First, Bush is starting to have more trouble, but this time from Conservatives:
This week's survey of 1,000 adults, including 865 registered voters, found:
_ Just 33 percent of the public approves of Bush's job performance, the lowest of his presidency. That compares with 36 percent approval in early April. Forty-five percent of self-described conservatives now disapprove of the president.
_ Just one-fourth of the public approves of the job Congress is doing, a new low in AP-Ipsos polling and down 5 percentage points since last month. A whopping 65 percent of conservatives disapprove of Congress.
_ A majority of Americans say they want Democrats rather than Republicans to control Congress (51 percent to 34 percent).
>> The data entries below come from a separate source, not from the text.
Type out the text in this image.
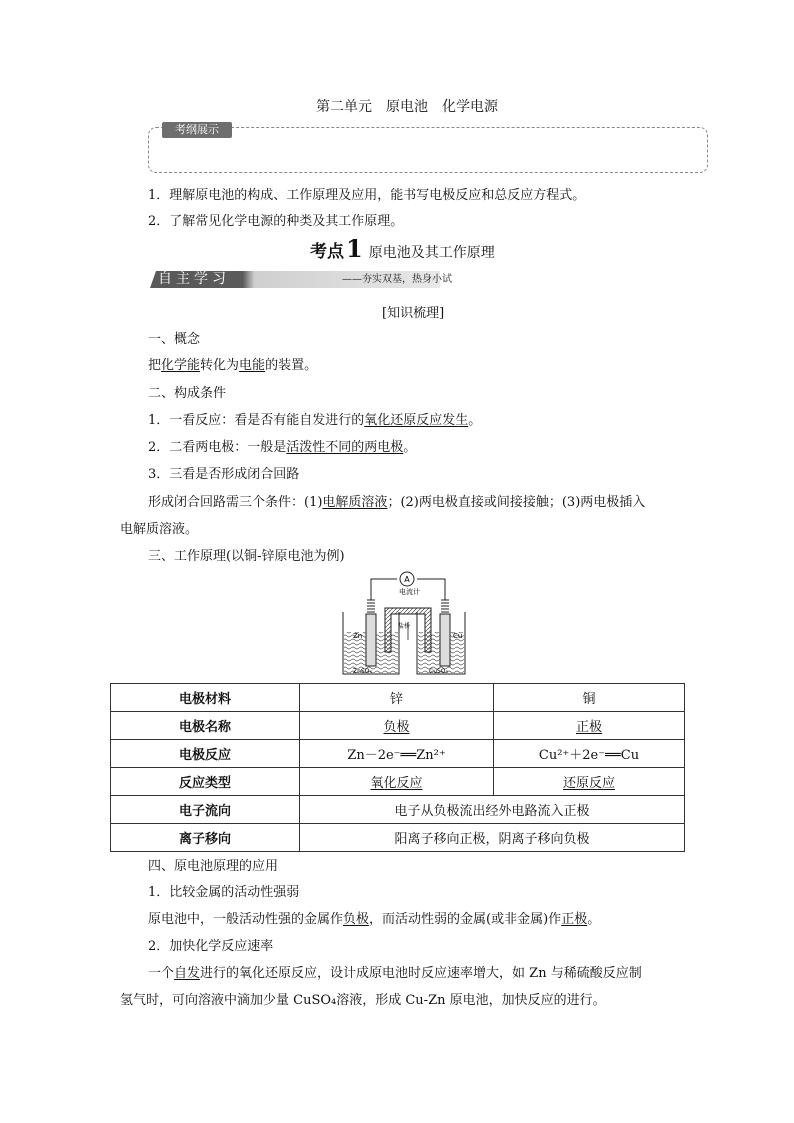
第二单元　原电池　化学电源
考纲展示
1．理解原电池的构成、工作原理及应用，能书写电极反应和总反应方程式。
2．了解常见化学电源的种类及其工作原理。
考点1 原电池及其工作原理
自主学习	——夯实双基，热身小试
[知识梳理]
一、概念
把化学能转化为电能的装置。
二、构成条件
1．一看反应：看是否有能自发进行的氧化还原反应发生。
2．二看两电极：一般是活泼性不同的两电极。
3．三看是否形成闭合回路
形成闭合回路需三个条件：(1)电解质溶液；(2)两电极直接或间接接触；(3)两电极插入
电解质溶液。
三、工作原理(以铜-锌原电池为例)
A
电流计
盐桥
Zn	Cu
ZnSO₄	CuSO₄
电极材料	锌	铜
电极名称	负极	正极
电极反应	Zn－2e⁻══Zn²⁺	Cu²⁺＋2e⁻══Cu
反应类型	氧化反应	还原反应
电子流向	电子从负极流出经外电路流入正极	
离子移向	阳离子移向正极，阴离子移向负极	
四、原电池原理的应用
1．比较金属的活动性强弱
原电池中，一般活动性强的金属作负极，而活动性弱的金属(或非金属)作正极。
2．加快化学反应速率
一个自发进行的氧化还原反应，设计成原电池时反应速率增大，如 Zn 与稀硫酸反应制
氢气时，可向溶液中滴加少量 CuSO₄溶液，形成 Cu-Zn 原电池，加快反应的进行。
That's the largest gap recorded by AP-Ipsos since Bush took office. Even 31 percent of conservatives want Republicans out of power.
_ The souring of the nation's mood has accelerated the past three months, with the percentage of people describing the nation on the wrong track rising 12 points to a new high of 73 percent. Six of 10 conservatives say America is headed in the wrong direction.
And then there's these unsurprising results in New York:
Attorney General Eliot Spitzer has increased his already large lead over former Massachusetts Governor William Weld and former Assembly Minority Leader John Faso, according to a new Siena (College) Research Institute poll of New York voters released today. In the race for U.S. Senate, Hillary Clinton maintains a 25 point lead over former Yonkers Mayor John Spencer and has a 28 point lead over former Reagan Administration official Kathleen “KT” McFarland.
The question is, just how low is Republican turnout going to be?